«We have learned a lot from drama and several of the methods we have learned here at the University of Stavanger we want to use when we are practicing as teachers», says the Belgian exchange students Sara Tonnelier (20) and Karen Steurs (21).
As part of the UiS’ aim to nurture internationalisation, the Department of Education and Sports Science proposed that Drama and Intercultural Communication should be instructed in English during the spring semester. This would make it possible for international students to sign up for the course.
Good environment
Drama and Intercultural Communication is a course with academic grounding in the performing arts and pedagogy. The course’s main goal is to promote communication through theatre in a multicultural society.
The programme is designed to teach students how drama can be applied in education and how it can help cross cultural borders. The programme is also offered to Norwegian students as a one-year course or as a part of a teaching degree. Sara and Karen are the only international students in the class, and they are enjoying it. They describe the Norwegian students as open and welcoming.
«Everyone has welcomed us from the start and we have not felt left out of anything but rather included in everything thats going on both in and outside of the classes. We have really got to know each other and we don`t feel like the people in our class are our class mates. They have become our friends», Sara says.
Drama as method
As teacher-students in Belgium Karen is studying to be a teacher in secondary school and Sara in primary school. They both were recommended to study drama as exchange students and it was their teachers that told them about the University of Stavanger.

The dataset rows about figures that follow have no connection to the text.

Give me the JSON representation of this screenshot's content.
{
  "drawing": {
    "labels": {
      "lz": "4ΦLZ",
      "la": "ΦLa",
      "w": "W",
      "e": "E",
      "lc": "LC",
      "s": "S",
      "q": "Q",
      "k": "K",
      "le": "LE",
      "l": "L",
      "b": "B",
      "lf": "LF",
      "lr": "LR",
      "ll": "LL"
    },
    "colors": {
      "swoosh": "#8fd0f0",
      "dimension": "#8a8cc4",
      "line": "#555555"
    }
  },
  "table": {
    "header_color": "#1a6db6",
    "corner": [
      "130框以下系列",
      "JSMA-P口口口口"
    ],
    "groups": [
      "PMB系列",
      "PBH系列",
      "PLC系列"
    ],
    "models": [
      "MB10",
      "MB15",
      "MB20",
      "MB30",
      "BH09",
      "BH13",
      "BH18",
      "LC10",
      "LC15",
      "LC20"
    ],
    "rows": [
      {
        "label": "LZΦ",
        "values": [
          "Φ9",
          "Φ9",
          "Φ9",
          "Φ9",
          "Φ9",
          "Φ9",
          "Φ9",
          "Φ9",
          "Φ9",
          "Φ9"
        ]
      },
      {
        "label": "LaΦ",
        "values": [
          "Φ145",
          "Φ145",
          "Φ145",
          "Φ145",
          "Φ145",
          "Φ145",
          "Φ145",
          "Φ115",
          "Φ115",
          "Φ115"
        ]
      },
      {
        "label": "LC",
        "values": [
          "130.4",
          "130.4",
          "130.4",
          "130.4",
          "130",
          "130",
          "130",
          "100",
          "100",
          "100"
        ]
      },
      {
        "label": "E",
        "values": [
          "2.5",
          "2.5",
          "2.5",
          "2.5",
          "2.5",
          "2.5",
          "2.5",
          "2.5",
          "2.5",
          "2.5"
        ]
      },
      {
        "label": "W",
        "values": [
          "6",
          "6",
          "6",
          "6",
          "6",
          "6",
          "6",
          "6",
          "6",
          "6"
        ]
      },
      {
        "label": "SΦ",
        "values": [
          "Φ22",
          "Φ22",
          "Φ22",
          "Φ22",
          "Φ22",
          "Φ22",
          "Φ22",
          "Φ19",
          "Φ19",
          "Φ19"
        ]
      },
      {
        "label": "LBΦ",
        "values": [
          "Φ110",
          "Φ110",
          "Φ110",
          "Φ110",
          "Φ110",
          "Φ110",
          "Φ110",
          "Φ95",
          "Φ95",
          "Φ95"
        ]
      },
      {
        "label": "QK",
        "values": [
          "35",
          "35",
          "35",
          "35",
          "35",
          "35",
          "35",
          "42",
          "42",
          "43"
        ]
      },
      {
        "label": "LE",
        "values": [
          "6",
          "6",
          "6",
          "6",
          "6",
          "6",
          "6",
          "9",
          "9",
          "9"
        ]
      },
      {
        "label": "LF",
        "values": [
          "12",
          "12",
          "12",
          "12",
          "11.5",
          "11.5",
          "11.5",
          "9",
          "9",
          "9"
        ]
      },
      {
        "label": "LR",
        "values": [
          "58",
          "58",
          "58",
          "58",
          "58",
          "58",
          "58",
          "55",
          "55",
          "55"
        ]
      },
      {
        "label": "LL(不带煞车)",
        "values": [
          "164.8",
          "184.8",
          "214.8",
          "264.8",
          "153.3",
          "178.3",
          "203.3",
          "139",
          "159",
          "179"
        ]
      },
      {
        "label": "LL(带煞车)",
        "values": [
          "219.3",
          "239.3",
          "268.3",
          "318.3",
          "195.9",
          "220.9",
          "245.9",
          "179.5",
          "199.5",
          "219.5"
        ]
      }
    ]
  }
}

In Belgium drama is not normally a common method used by teachers in the classrooms and Sara and Karen had not much experience or knowledge about the subject before they went to Stavanger to study.
«I was informed by one of my teachers to study drama to understand how teachers can use drama as a method to engage and inspire the pupils. My teacher told me that the Scandinavian countries were well known for using drama as a method in the classroom, and I chose Norway and Stavanger because it seemed a good country and a good university», Karen says.
Preparing a play
Sara and Karen just came home from a study trip to Denmark. As part of the course, the drama class attended a theatre festival in Copenhagen. Now they are working hard to get their play ready for performances from 11- 14. of may. This is the last play before their practical exam in the end of May and the written exam in June.
«Our group`s play is a comedy about the financial situation in Southern Europe and is about some Italian women who find out that they don`t want to pay for their food anymore and start stealing. Their husbands are not too happy about that, and a conflict unveils», Sara says.
The Belgian exchange students really look forward to show school pupils their play in May and enjoying the time they get on the stage together with their friends in their class.
Cultural barrier
Sara and Karen also have learned more about the Norwegian culture during this semester. In some of the exercises they do before their lessons there are elements of acting and becoming a word. Karen once got the word fire and had to jump on the person next to her to get away from the imaginative «flames».
«The person standing next to me was one of my teachers and the exercise involved that I had to jump up and she had to hold me tight. My first thought was: I can`t jump at my teacher. In Belgium that would not be a very good idea. But I soon realized that the teacher-student relationship is more relaxed here than back home. Here you don`t have to address your teacher as «miss» and talk to her by her last name. It was a cultural barrier that we had to overcome», Karen says.
Ready to work
Around the 15. of June the Belgian exchange students are finishing their semester at the University of Stavanger and they are going home to Belgium to defend their bachelor paper. They are sad about leaving their friends in the class and the teachers, but they both agree that they feel more confident after this semester and that they now feel more ready for the teaching profession. In Belgium you can start working as a teacher after you have finished a 3-year bachelor degree so both Sara and Karen are soon going to start applying for jobs.
«Standing on a stage performing is a lot like standing in front of pupils in a classroom. I feel that this semester has made me ready to work as a teacher and I think it also has made the transition from student to teacher much easier. Every day I have learned something that I can use professionally and I already planned to use several of the methods we have learned when I start working as a teacher», Sara says.